Johnny's Software Lab LLC is expert in performance. Had a performance problem not explainable by code. Using llvm-mca to debug a simple convolution kernel loop.
- Plain-old C version: for loop with inner loop for calculation.
- Vectorized version using outer loop vectorization: runs 4 instances of inner loop in parallel.
- After optimization: uses vmlaq_laneq_f32 and unrolls inner loop. But has 5 repeated vld1q_f32.
- Use vextq_f32 to improve by concatenating loads.
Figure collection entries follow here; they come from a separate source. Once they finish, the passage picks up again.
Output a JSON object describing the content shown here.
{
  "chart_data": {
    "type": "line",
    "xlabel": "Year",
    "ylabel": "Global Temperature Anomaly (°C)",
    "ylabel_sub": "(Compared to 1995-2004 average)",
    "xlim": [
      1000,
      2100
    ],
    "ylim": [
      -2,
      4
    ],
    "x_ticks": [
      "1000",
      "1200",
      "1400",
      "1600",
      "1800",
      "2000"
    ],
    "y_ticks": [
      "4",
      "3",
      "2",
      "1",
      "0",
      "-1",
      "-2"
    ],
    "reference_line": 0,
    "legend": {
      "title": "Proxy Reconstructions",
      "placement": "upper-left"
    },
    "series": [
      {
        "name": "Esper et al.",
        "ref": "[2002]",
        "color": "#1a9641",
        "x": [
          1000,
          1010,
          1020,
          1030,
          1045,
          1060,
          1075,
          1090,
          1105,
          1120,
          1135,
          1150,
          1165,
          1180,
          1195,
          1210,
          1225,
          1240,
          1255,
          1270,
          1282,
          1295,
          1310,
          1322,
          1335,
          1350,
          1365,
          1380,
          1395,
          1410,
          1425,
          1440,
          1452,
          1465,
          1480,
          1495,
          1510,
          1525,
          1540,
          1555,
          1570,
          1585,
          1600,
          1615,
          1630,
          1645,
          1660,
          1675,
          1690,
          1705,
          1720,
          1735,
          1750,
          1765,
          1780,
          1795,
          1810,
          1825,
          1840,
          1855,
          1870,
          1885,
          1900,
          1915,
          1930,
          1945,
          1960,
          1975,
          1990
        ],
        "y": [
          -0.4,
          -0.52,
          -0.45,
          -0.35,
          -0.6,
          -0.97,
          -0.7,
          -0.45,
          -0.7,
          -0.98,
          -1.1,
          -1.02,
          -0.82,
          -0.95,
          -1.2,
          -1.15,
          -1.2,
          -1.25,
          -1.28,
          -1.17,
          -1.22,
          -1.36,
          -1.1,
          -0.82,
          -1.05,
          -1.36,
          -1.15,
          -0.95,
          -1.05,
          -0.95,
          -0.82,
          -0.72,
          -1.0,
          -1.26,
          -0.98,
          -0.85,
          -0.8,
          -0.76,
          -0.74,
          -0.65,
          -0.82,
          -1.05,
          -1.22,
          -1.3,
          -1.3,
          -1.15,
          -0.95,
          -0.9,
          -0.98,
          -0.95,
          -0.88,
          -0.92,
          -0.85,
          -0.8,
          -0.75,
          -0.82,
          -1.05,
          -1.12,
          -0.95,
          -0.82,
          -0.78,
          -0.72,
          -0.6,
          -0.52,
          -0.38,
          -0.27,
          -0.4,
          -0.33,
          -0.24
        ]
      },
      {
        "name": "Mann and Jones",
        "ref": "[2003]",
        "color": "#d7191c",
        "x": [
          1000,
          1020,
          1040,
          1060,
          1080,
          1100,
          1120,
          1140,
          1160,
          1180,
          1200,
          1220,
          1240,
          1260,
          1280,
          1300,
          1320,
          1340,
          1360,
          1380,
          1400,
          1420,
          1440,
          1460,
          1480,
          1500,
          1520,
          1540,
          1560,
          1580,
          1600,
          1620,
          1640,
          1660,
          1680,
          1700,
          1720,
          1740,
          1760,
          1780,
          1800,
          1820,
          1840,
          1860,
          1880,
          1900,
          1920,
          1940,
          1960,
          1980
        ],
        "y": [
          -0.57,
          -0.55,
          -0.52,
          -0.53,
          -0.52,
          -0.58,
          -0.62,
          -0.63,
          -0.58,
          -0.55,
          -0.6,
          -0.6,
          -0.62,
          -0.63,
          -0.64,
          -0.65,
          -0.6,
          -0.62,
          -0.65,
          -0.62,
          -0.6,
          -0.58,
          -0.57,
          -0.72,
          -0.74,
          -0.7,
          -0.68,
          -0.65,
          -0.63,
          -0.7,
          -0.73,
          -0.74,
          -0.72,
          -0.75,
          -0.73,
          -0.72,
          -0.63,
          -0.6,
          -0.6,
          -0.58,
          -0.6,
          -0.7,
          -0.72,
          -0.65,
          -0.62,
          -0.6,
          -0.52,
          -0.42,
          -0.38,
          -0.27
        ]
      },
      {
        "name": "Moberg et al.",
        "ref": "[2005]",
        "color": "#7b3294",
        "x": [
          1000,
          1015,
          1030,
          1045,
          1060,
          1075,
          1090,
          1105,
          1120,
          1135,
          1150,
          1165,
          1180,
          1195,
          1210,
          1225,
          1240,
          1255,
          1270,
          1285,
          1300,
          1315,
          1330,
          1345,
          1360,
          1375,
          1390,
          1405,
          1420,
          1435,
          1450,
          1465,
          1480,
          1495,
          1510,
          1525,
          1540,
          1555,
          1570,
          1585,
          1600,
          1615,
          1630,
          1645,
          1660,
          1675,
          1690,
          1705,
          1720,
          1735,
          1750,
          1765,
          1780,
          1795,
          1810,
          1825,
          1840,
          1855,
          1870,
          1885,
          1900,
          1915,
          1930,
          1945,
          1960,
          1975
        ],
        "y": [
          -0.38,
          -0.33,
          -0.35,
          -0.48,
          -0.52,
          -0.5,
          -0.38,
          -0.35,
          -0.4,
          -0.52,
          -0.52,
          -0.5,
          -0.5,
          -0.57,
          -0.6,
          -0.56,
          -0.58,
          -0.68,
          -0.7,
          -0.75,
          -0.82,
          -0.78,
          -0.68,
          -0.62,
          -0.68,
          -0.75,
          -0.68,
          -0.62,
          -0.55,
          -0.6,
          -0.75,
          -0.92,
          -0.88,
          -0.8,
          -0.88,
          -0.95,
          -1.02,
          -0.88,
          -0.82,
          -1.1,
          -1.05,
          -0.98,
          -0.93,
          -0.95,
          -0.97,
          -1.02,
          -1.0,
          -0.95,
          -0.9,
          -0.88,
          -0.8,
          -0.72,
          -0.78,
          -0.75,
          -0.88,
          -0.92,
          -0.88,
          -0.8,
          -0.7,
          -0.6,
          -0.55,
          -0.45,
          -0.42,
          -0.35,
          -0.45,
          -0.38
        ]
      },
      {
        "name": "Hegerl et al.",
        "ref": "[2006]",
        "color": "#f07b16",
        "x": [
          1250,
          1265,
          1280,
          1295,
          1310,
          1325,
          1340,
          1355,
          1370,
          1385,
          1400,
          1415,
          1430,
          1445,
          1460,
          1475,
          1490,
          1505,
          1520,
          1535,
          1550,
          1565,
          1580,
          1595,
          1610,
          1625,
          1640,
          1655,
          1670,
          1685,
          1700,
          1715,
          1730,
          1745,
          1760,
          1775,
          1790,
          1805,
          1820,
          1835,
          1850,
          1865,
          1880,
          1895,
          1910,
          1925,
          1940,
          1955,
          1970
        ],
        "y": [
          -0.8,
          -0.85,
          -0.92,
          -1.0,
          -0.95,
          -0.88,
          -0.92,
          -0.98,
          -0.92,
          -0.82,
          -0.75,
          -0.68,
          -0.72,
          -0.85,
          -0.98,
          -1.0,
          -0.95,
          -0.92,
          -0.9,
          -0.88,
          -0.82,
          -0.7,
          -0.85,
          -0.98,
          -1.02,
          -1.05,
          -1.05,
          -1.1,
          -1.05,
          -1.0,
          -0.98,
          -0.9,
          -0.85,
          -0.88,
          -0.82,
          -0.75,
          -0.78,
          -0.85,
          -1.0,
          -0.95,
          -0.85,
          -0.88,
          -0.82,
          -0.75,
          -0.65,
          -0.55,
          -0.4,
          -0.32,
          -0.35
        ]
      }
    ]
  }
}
But runtime of new version is slower.
- Investigation with llvm-mca: shows 5L version has more instructions but fewer uOperations and uses less cycles. 2L3E has one less instruction but more uOps per cycle. 5L spits out a block every 5.7 cycles and 2L3E every 6.5 cycles.
- Instruction Info Table: 2L3E wins in latency and throughput metrics, but resource consumption and instruction dependencies are missing.
- Resource Consumption View: 5L uses resources more balanced. 2L3E uses execution ports more, suggesting contention.
- Timeline Graph: 5L issues one load instruction per cycle. 2L3E has delay as ext instructions wait for load.
- Bottleneck Analysis: 5L has no resource or data dependency bottlenecks. 2L3E has 38.62% increase in pressure on backend with 36.56% execution port pressure and 37.59% data dependencies pressure.
Conclusion: 5L is faster due to balanced use of CPU execution units and independent load instructions. llvm-mca is a useful tool but has limitations like only detecting backend problems and emulating load instructions with small latency.